Is het mogelijk om gereedschap zonder bemoeienis van de toekomstige gebruiker te ontwerpen? Dat hangt ervan af. Het kan zijn dat de ontwerper op voorhand een beeld heeft dat nodig en voldoende is. Met andere woorden, zijn model over gebruik èn, daaraan voorafgaand, ingebruikname is dankzij kennis en eerdere ervaringen reeds relevant. De gebruiker heeft dan tijdens veranderingsproces en later gebruik niets te wensen.

Zo simpel is het met informatievoorziening in, het woord zegt het al, complexe organisaties en processen nooit. De ontwerper moet daar de gebruikers leren kennen, en leren wat zij doen. Voorts moet hij op zoek naar verbeteringen. Er is weliswaar een aanleiding gemeld om nieuw gereedschap te ontwikkelen. Maar vaak is dat niets meer dan een signaal en moet grondig onderzoek nog volgen. De ontwerper moet daarbij grenzen verkennen. Gaat het om verbetering zonder verdere ontwikkeling van het milieu? Of zijn er kansen voor organisatieontwikkeling? Naarmate de ontwerper zich richt op langere termijn, werkt hij tevens mee als strateeg.
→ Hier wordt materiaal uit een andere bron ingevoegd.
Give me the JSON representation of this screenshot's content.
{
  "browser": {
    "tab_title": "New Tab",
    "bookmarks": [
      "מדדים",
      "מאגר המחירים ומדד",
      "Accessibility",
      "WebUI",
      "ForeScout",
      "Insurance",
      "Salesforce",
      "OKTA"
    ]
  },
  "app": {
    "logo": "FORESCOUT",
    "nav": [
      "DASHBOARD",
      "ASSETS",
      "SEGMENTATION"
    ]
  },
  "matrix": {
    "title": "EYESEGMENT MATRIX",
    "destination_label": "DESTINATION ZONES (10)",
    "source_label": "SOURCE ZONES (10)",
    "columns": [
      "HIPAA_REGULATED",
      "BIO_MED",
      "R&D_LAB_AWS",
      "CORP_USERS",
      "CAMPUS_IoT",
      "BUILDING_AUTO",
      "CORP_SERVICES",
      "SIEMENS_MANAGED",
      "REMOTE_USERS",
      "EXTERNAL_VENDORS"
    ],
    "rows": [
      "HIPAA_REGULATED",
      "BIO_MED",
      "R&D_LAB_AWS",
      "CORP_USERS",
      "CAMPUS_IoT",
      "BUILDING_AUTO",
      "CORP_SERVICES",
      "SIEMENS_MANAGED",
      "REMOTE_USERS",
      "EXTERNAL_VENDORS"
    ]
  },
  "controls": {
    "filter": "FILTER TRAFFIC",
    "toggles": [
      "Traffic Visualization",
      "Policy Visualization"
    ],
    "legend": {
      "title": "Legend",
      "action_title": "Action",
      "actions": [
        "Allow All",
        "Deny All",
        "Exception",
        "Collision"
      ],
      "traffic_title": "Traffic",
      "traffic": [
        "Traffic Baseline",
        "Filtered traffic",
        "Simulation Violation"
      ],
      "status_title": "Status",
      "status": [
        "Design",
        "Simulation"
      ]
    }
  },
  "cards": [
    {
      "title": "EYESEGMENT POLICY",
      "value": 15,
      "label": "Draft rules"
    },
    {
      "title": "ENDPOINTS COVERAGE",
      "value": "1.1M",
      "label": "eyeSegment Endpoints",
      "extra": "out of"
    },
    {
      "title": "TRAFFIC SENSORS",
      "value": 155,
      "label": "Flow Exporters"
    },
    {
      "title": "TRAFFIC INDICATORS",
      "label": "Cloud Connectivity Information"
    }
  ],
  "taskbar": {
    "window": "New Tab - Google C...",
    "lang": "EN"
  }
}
Maar de ontwerper is geen supermens. Zijn kenvermogen — inclusief empathie — is beperkt. Hij kan onmogelijk alles leren en overzien wat voor een definitief ontwerp nodig is. Voor de ontwikkeling van gereedschap verwachten opdrachtgever en andere betrokkenen echter meestal onmiddellijke actie. Zo zijn de verwachtingen eenmaal gespannen. In zo´n milieu moet de ontwerper zich allereerst richten op een proces waardoor betere modellering op gang komt. Hij ontwerpt dus allereerst een veranderingsproces, en nog niet het gereedschap dat gevraagd wordt. Dit laatste laat hij vooralsnog achterwege omdat niet ècht zeker is of aan dàt gereedschap wel behoefte bestaat.

Indien zijn opdrachtgever desalniettemin aandringt op spoedige ontwikkeling van concreet gereedschap, kan de ontwerper òf zijn opdracht inleveren òf werken aan gereedschap met dusdanige flexibiliteit dat het zeker werkt. Voor het tweede alternatief ontbreekt echter meestal de tijd. Veel meer gèld, dan gerichter gereedschap kost, hoeft flexibiliteit overigens niet te kosten. Juist geautomatiseerde informatievoorziening kan goedkoper door het gereedschap ervoor via abstractie flexibeler te maken. Er is, op haar beurt, evenwel buiten de realisatie van zulk gereedschap een prijs voor flexibiliteit. Het vergt gebruikers van hoog niveau. Dat is overigens slechts een prijs, als zulke medewerkers er (nog) niet zijn. Anders is het juist een voordeel.5

Het derde alternatief is een soort middenweg. De ontwerper kan diverse reële risico's schetsen. Dat leidt gauw tot steun voor een experiment, een proef. Onder de noemer van een proef komt zowel het veranderingsproces op gang, als krijgt concreet gereedschap reeds aandacht. Het voordeel van een proef is dat gereedschap door deelnemers nog afgewezen kan worden. Dat is dan weer het accent van het veranderingsproces.

Al met al moet een proef voldoende ervaringen opleveren om een volgend stadium van het veranderingsproces te ontwerpen. Dat is zonodig opnieuw een proef.6

De ontwerper kan allerlei spanningen ontmoeten. Die kan hij niet ontlopen door in afzondering aan zijn ontwerp te werken. Vroeg of laat komt de confrontatie van gereedschap met de gebruikers. Wanneer dat steeds later wordt, loopt de spanning navenant hoger op.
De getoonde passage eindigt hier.